Following his death, his family opposed his wish to donate all of his remaining wealth toward the establishment of the Nobel Prize, and it was not until five years later that the first prize would be awarded to “those who, during the preceding year, shall have conferred the greatest benefit to mankind.”
This year’s nomination deadline is February 1st, and the submission is currently being drafted by scholars from Oxford, Princeton, Harvard, Cornell and Copenhagen. It will make a case for the prize to be awarded to the people on the Greek islands of Lesbos, Kos, Chíos, Samos, Rhodes and Leros. Since only individuals or organizations are considered for the prize, the submission may nominate groups of volunteers or specific individuals within these groups.

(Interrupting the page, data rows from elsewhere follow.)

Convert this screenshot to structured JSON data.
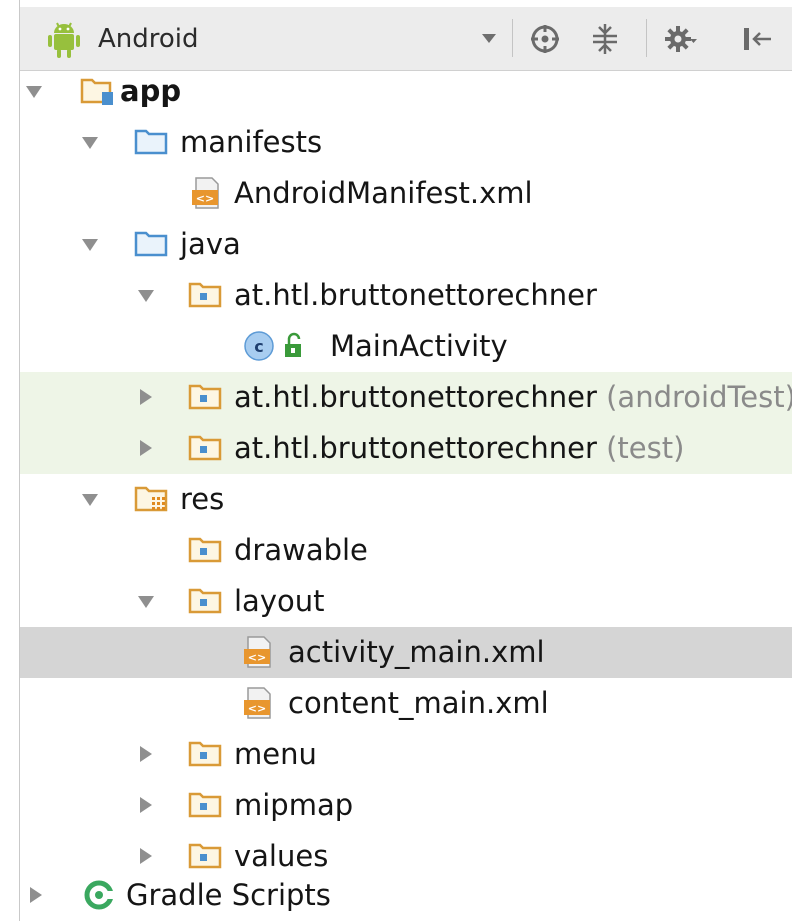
{
  "toolbar": {
    "view_label": "Android",
    "icons": [
      "locate-icon",
      "collapse-icon",
      "gear-icon",
      "hide-icon"
    ]
  },
  "tree": {
    "app": "app",
    "manifests": "manifests",
    "manifest_file": "AndroidManifest.xml",
    "java": "java",
    "pkg_main": "at.htl.bruttonettorechner",
    "main_activity": "MainActivity",
    "pkg_android_test": "at.htl.bruttonettorechner",
    "pkg_android_test_suffix": "(androidTest)",
    "pkg_test": "at.htl.bruttonettorechner",
    "pkg_test_suffix": "(test)",
    "res": "res",
    "drawable": "drawable",
    "layout": "layout",
    "activity_main": "activity_main.xml",
    "content_main": "content_main.xml",
    "menu": "menu",
    "mipmap": "mipmap",
    "values": "values",
    "gradle_scripts": "Gradle Scripts"
  },
  "colors": {
    "folder_blue": "#4a8fce",
    "folder_orange": "#d99a37",
    "android_green": "#97c03d",
    "gradle_green": "#3aa85f",
    "test_row_bg": "#eef5e7",
    "selected_row_bg": "#d5d5d5"
  },
  "selected_item": "activity_main.xml"
}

Regardless of the nominees selected, or whether they eventually win the Nobel prize, the generosity of the Greek islanders, who treated these desperate and war-torn refugees as fellow world citizens, is laudable. Their attitude was best exemplified by the comments of Matina Katsiveli, a retired judge living on Leros, who spoke for many volunteers when he said there was “reward enough in the smiles of the people we help”.